There are a number of different aspects to this use of pre registration that bother me. The first is that I worry that this will lead to an incorrect perception that a priori  is more correct and post-hoc is less correct. This is not the case. If both analyses are performed correctly then at a p=0.05 threshold both have the same probability of producing false positives. I worry that results that have not been pre-registered will be viewed as dodgy. It is true that they could be dodgy as a result of endless different analysis attempts, however, I think that we should trust what researchers write in their manuscripts. My biggest concern is that one of the motivations of pre-registration is that we should no longer trust what our peers have said they have done. There is something very negative about this way of thinking and I would prefer to think, perhaps naively, that all scientists are being as honest as they can be. One solution to this problem would be for all researchers to make their data publically available. In this way others can look for themselves at the effects that are reported. This is something that I came across when publishing a paper in the Proceedings of the Royal Society B who require data to be made publically available on datadryad.org.
A second reason that I have misgivings about pre-registration is that it has the potential to stifle exciting unusual research and the reporting of unexpected results. One of the things I really enjoy about my work is the possibility that with each experiment I might discover something unexpected that changes how I think about my field of research. The fact this has not happened to me to date does not diminish this excitement. Indeed the field of action observation would not really exist without the unexpected discovery of mirror neurons (although others might argue that this is a good argument for pre-registration!). I am not sure how excited I would be about experimentation if it were the end result of months of writing and revising pre-registration papers that would then treat post-hoc analysis of my exciting unexpected result as less truthful.

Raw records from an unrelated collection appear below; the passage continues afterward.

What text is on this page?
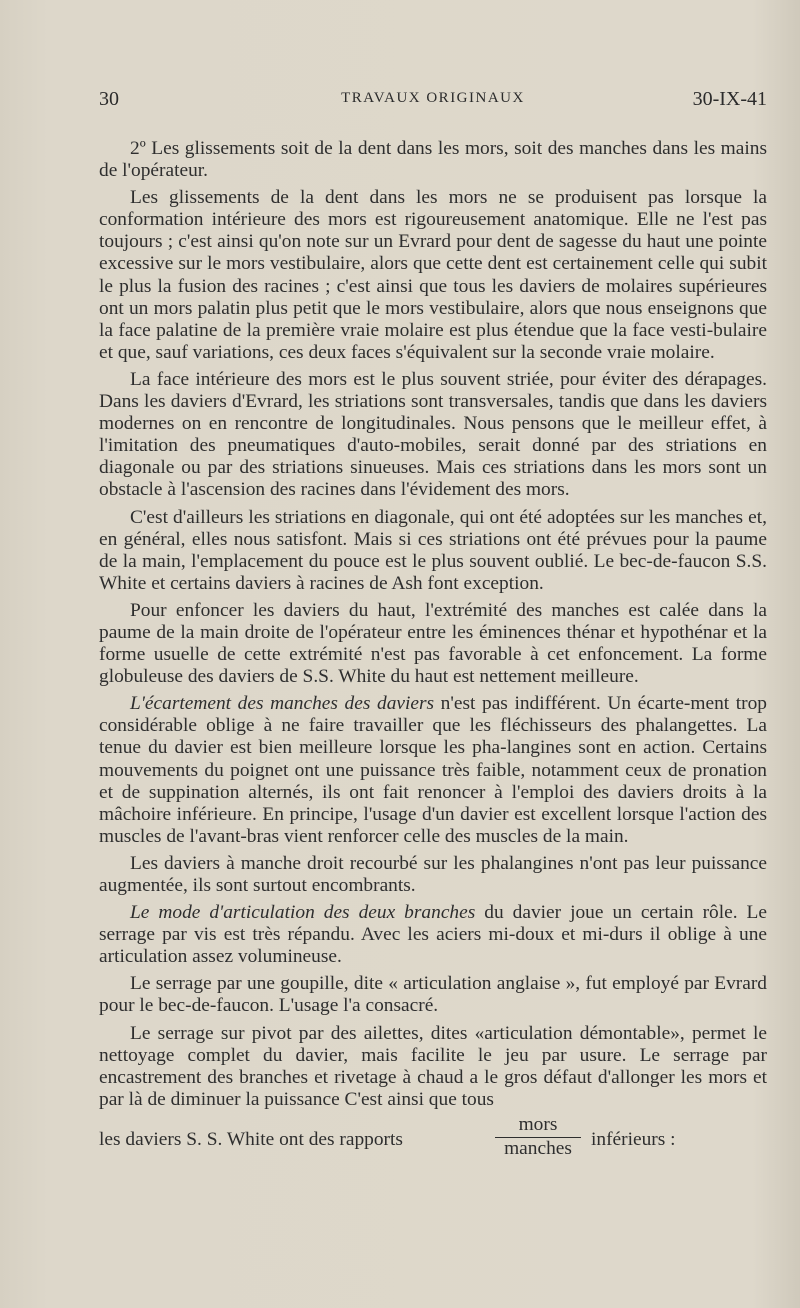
30	TRAVAUX ORIGINAUX	30-IX-41

2º Les glissements soit de la dent dans les mors, soit des manches dans les mains de l'opérateur.

Les glissements de la dent dans les mors ne se produisent pas lorsque la conformation intérieure des mors est rigoureusement anatomique. Elle ne l'est pas toujours ; c'est ainsi qu'on note sur un Evrard pour dent de sagesse du haut une pointe excessive sur le mors vestibulaire, alors que cette dent est certainement celle qui subit le plus la fusion des racines ; c'est ainsi que tous les daviers de molaires supérieures ont un mors palatin plus petit que le mors vestibulaire, alors que nous enseignons que la face palatine de la première vraie molaire est plus étendue que la face vesti-bulaire et que, sauf variations, ces deux faces s'équivalent sur la seconde vraie molaire.

La face intérieure des mors est le plus souvent striée, pour éviter des dérapages. Dans les daviers d'Evrard, les striations sont transversales, tandis que dans les daviers modernes on en rencontre de longitudinales. Nous pensons que le meilleur effet, à l'imitation des pneumatiques d'auto-mobiles, serait donné par des striations en diagonale ou par des striations sinueuses. Mais ces striations dans les mors sont un obstacle à l'ascension des racines dans l'évidement des mors.

C'est d'ailleurs les striations en diagonale, qui ont été adoptées sur les manches et, en général, elles nous satisfont. Mais si ces striations ont été prévues pour la paume de la main, l'emplacement du pouce est le plus souvent oublié. Le bec-de-faucon S.S. White et certains daviers à racines de Ash font exception.

Pour enfoncer les daviers du haut, l'extrémité des manches est calée dans la paume de la main droite de l'opérateur entre les éminences thénar et hypothénar et la forme usuelle de cette extrémité n'est pas favorable à cet enfoncement. La forme globuleuse des daviers de S.S. White du haut est nettement meilleure.

L'écartement des manches des daviers n'est pas indifférent. Un écarte-ment trop considérable oblige à ne faire travailler que les fléchisseurs des phalangettes. La tenue du davier est bien meilleure lorsque les pha-langines sont en action. Certains mouvements du poignet ont une puissance très faible, notamment ceux de pronation et de suppination alternés, ils ont fait renoncer à l'emploi des daviers droits à la mâchoire inférieure. En principe, l'usage d'un davier est excellent lorsque l'action des muscles de l'avant-bras vient renforcer celle des muscles de la main.

Les daviers à manche droit recourbé sur les phalangines n'ont pas leur puissance augmentée, ils sont surtout encombrants.

Le mode d'articulation des deux branches du davier joue un certain rôle. Le serrage par vis est très répandu. Avec les aciers mi-doux et mi-durs il oblige à une articulation assez volumineuse.

Le serrage par une goupille, dite « articulation anglaise », fut employé par Evrard pour le bec-de-faucon. L'usage l'a consacré.

Le serrage sur pivot par des ailettes, dites «articulation démontable», permet le nettoyage complet du davier, mais facilite le jeu par usure. Le serrage par encastrement des branches et rivetage à chaud a le gros défaut d'allonger les mors et par là de diminuer la puissance C'est ainsi que tous

les daviers S. S. White ont des rapports
mors
manches inférieurs :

My third concern is how pre-registration will work in practice. For example, if I was to pre-register an fMRI study. I presumably would have to give details of all the scanning parameters, all subject details (numbers, how many female, ages etc.), all pre-processing parameters, the planned design matrix, the planned contrasts and any a priori regions of interest and how I would specify them, either from the data or from another source. Then a reviewer would have to review this to determine if all this was correct. I would then not be able to deviate from this. So if one of my subjects moved a lot in the scanner and I had not written this in the pre-registration document, then I assume the study would then be classified as post-hoc as I had not included all exclusion criteria in the pre-registration. My worry is that there are so many degrees of freedom in any study that to cover all possible outcomes in the pre-registration document would be unnecessarily burdensome. However, not to include them would be against the principle of pre-registration. I am sure many of these things will be ironed out when people start to pre-register their studies, but I am concerned that the level of detail required to pre-register a study and the level of detailed expertise required to review these documents will mean that pre-registration will not be able to work in practice as intended.